Mondale began at a crowded rally with the rock band Soul Asylum in Minneapolis and later began visiting with volunteers doing get-out-the-vote calls. Coleman kicked off his 16-city, 16-hour campaign swing in Mankato with former New York City Mayor Rudy Giuliani.
At the rally in a plaza near Orchestra Hall, Mondale continued the sharp rhetoric seen in the debate, asking "Which Norm are we supposed to remember? Is it the one we heard this morning or the guy who ran the trashiest campaign in American history?" He later called Coleman's campaign against the late Sen. Paul Wellstone "unremittingly mean."
Coleman said he was dismayed at the debate's tone. "Right-wing this and right-wing that," he said at his first stop. "We've got to get away from that tone."
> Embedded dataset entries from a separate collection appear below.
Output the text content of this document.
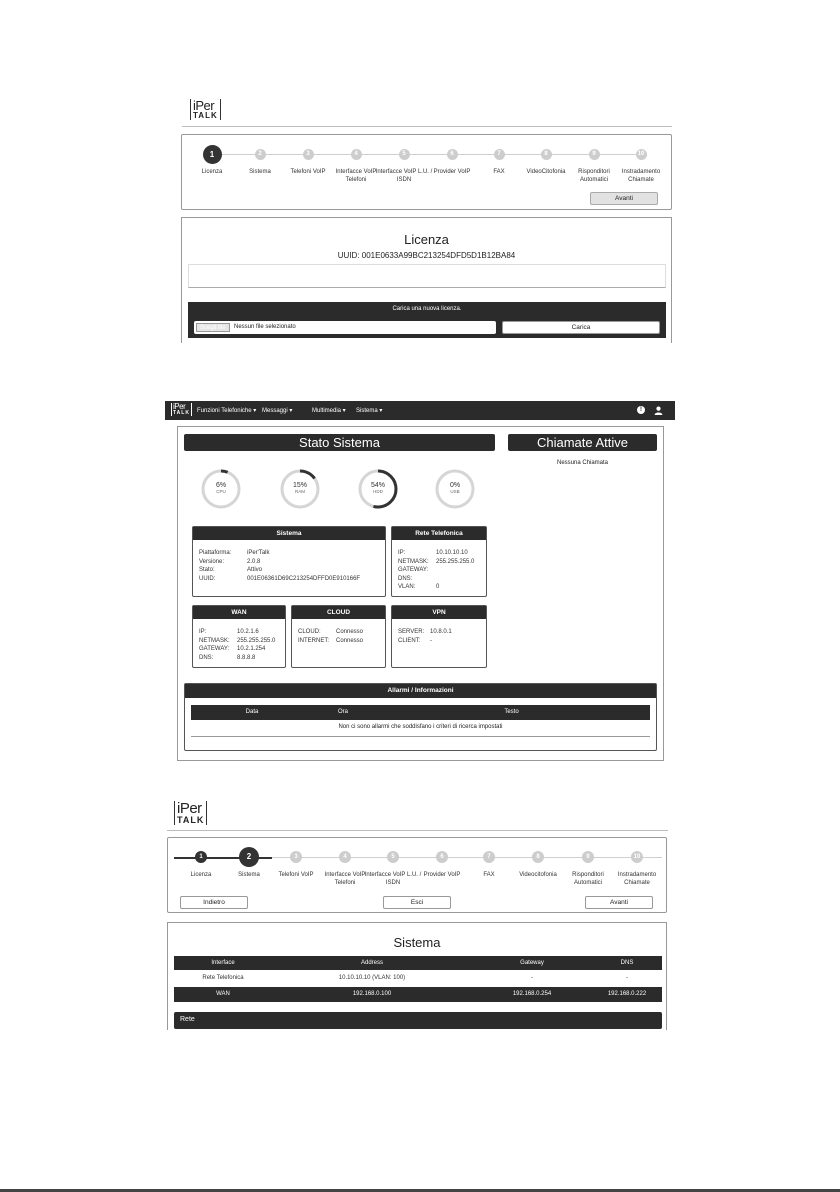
iPer
TALK
1
Licenza
2
Sistema
3
Telefoni VoIP
4
Interfacce VoIP Telefoni
5
Interfacce VoIP L.U. / ISDN
6
Provider VoIP
7
FAX
8
VideoCitofonia
9
Risponditori Automatici
10
Instradamento Chiamate
Avanti
Licenza
UUID: 001E0633A99BC213254DFD5D1B12BA84
Carica una nuova licenza.
Scegli file	Nessun file selezionato	Carica
iPer
TALK Funzioni Telefoniche ▾ Messaggi ▾	Multimedia ▾ Sistema ▾	!
Stato Sistema	Chiamate Attive
Nessuna Chiamata
6%
CPU
15%
RAM
54%
HDD
0%
USB
Sistema
Piattaforma:	iPer'Talk
Versione:	2.0.8
Stato:	Attivo
UUID:	001E06361D69C213254DFFD0E910166F
Rete Telefonica
IP:	10.10.10.10
NETMASK: 255.255.255.0
GATEWAY:
DNS:
VLAN:	0
WAN
IP:	10.2.1.6
NETMASK: 255.255.255.0
GATEWAY: 10.2.1.254
DNS:	8.8.8.8
CLOUD
CLOUD:	Connesso
INTERNET: Connesso
VPN
SERVER: 10.8.0.1
CLIENT: -
Allarmi / Informazioni
Data	Ora	Testo
Non ci sono allarmi che soddisfano i criteri di ricerca impostati
iPer
TALK
1
Licenza
2
Sistema
3
Telefoni VoIP
4
Interfacce VoIP Telefoni
5
Interfacce VoIP L.U. / ISDN
6
Provider VoIP
7
FAX
8
Videocitofonia
9
Risponditori Automatici
10
Instradamento Chiamate
Indietro	Esci	Avanti
Sistema
Interface	Address	Gateway	DNS
Rete Telefonica	10.10.10.10 (VLAN: 100)	-	-
WAN	192.168.0.100	192.168.0.254	192.168.0.222
Rete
But by Coleman's third stop he seemed to have set aside such concerns. "I don't think that anybody wants to go back to double-digit inflation, 24 percent interest rates, grain embargoes and hostages in Iran," he told a crowd of about 100 at McCormick's Family Restaurant in Hutchinson.
It was all fitting epilogue to a debate in which Mondale seemed to surprise his opponent with questions about whether Coleman would be independent from the White House, "right wingers," and the corporate-backed interests that have given to his campaign.
For governor candidates, the finish line in sight
On the final day of the 2002 campaign, the Independence Party's drive to keep the governor's office suffered at the hands of its incumbent.
IP candidate Tim Penny pulled the plug on a rally with Gov. Jesse Ventura at the Capitol in St. Paul, scheduled just two hours after Ventura appointed party organizer Dean Barkley as Minnesota's interim U.S. senator.
Penny campaign manager Jack Uldrich said Ventura's timing couldn't have been worse. "It clearly took us off message," he said. "It was not beneficial."
The conflict came just when Penny most needed Ventura. Polls taken last week showed Penny's support slipping and the two major party candidates, Democrat Roger Moe and Republican Tim Pawlenty, declared in recent days the race was now just between them.